Alpha Delta Pi, founded May 15, 1851 at Wesleyan College in Macon, Georgia, is the first sorority.

Its founder was Eugenia Tucker Fitzgerald, who sought to create a secret society for women similar to the fraternity system for men already present at university. Other members of the founding chapter were Elizabeth Williams Mitchell, Sophronia Woodruff Dews, Octavia Andrew Rush, Mary Evans Glass, and Ella Pierce Turner.

The women wore blue and white ribbons to celebrate their new sisterhood and in honor of their friendship. They called their society The Adelphean Society.

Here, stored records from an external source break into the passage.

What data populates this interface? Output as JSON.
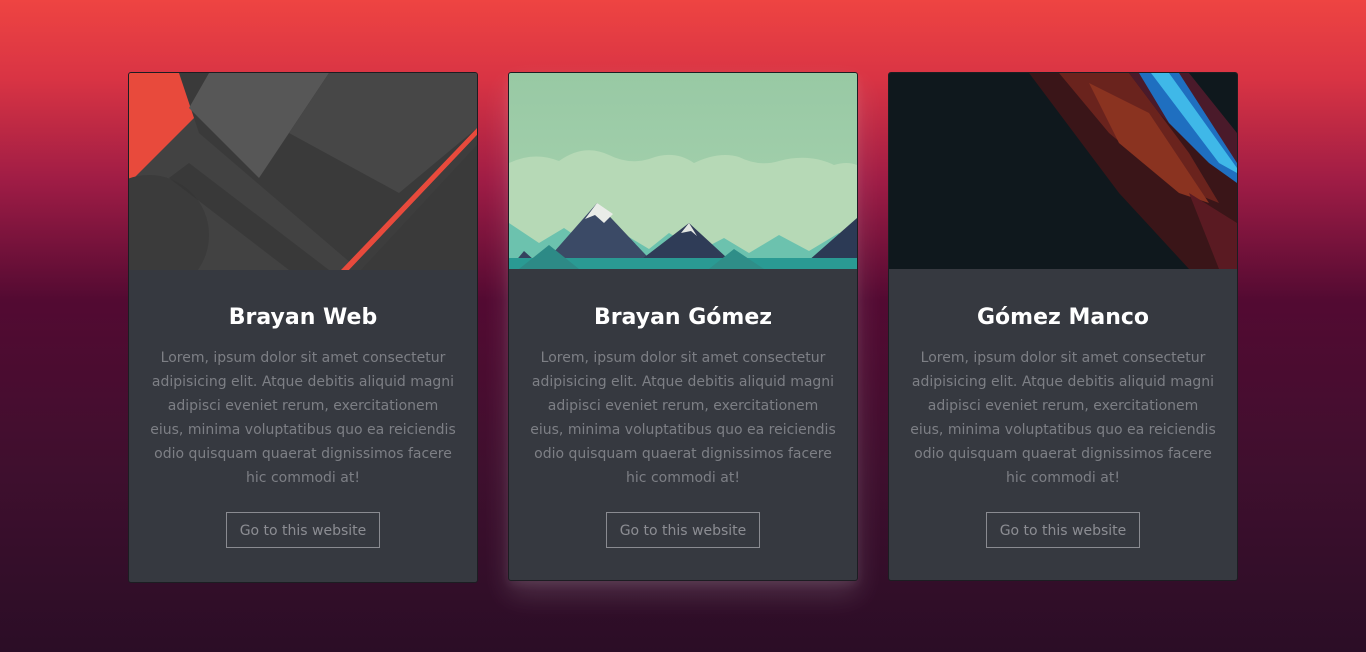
{
  "colors": {
    "card_bg": "#363940",
    "title": "#ffffff",
    "text": "#7d7f85",
    "button_border": "#8a8b91",
    "accent_red": "#e84a3c"
  },
  "cards": [
    {
      "image": "material-geometric-image",
      "title": "Brayan Web",
      "text": "Lorem, ipsum dolor sit amet consectetur adipisicing elit. Atque debitis aliquid magni adipisci eveniet rerum, exercitationem eius, minima voluptatibus quo ea reiciendis odio quisquam quaerat dignissimos facere hic commodi at!",
      "button": "Go to this website"
    },
    {
      "image": "mountain-landscape-image",
      "title": "Brayan Gómez",
      "text": "Lorem, ipsum dolor sit amet consectetur adipisicing elit. Atque debitis aliquid magni adipisci eveniet rerum, exercitationem eius, minima voluptatibus quo ea reiciendis odio quisquam quaerat dignissimos facere hic commodi at!",
      "button": "Go to this website"
    },
    {
      "image": "dark-abstract-image",
      "title": "Gómez Manco",
      "text": "Lorem, ipsum dolor sit amet consectetur adipisicing elit. Atque debitis aliquid magni adipisci eveniet rerum, exercitationem eius, minima voluptatibus quo ea reiciendis odio quisquam quaerat dignissimos facere hic commodi at!",
      "button": "Go to this website"
    }
  ]
}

“When I think of our small beginning (a few girls gathered in my bedroom) and of its growth and influence on so many young lives, my heart is full of joy and pride. I have an abiding faith that you will remember our motto and be noble and unselfish women,” Eugenia Tucker Fitzgerald

The sorority went “national” in 1904, and in 1905 the sorority accepted its first Greek letter name, Alpha Delta Phi. In 1913, because a fraternity already existed with the name of Alpha Delta Phi, our name was changed to Alpha Delta Pi, which it remains to this day. The official flower of Alpha Delta Pi, also nicknamed ADPi, is the violet. Our colors are azure blue for friendship and white for sincerity and truth. Our open motto is, “We live for each other.” Our symbols are diamonds, and the clasped hands as a symbol of our friendship. Our mascot is a lion, symbolic of strength of character, affectionately known as “Alphie.”

The sorority is organized geographically by provinces, then districts, concentrated heavily in the Southeastern United States, with four chapters located in Canada. Alpha Delta Pi is a member of the National Panhellenic Council. Executive Office and Memorial Headquarters are located in Atlanta, Georgia. ADPi’s international philanthropy is the Ronald McDonald House. A separate corporation, The Alpha Delta Pi Foundation, accepts tax-deductible gifts, as allowed by law, then uses its resources to fund Alpha Delta Pi scholarships and educational programs. The official magazine of ADPi is The Adelphean.

The standard diamond-shaped badge ADPis wear today was fashioned around 1853. In 1948, Grand President Caralee Strock Stanard gave a keynote speech about the standards and values important to Alpha Delta Pi. Her words are now the creed of the sisterhood.

Our “four points” described in the creed and represented in the four points of the diamond pin are as follows: first, strengthening my own character and personality; second, watching my attitudes to ward my fellow-beings; third, recognizing the value of high educational standards; and fourth, developing faith and loyalty.


Women who have pledged Alpha Delta Pi and gone through the Alpha Ceremony of Alpha Delta Pi are now Alpha status. They wear a gold pin with the Greek letters “Beta Upsilon Alpha” and a lion head.


After initiation, an ADPi may wear the diamond badge of our sisterhood, and has reached Delta status in the sorority.


After going through Jewel Degree, the sister has reached Pi status and is now an alumna.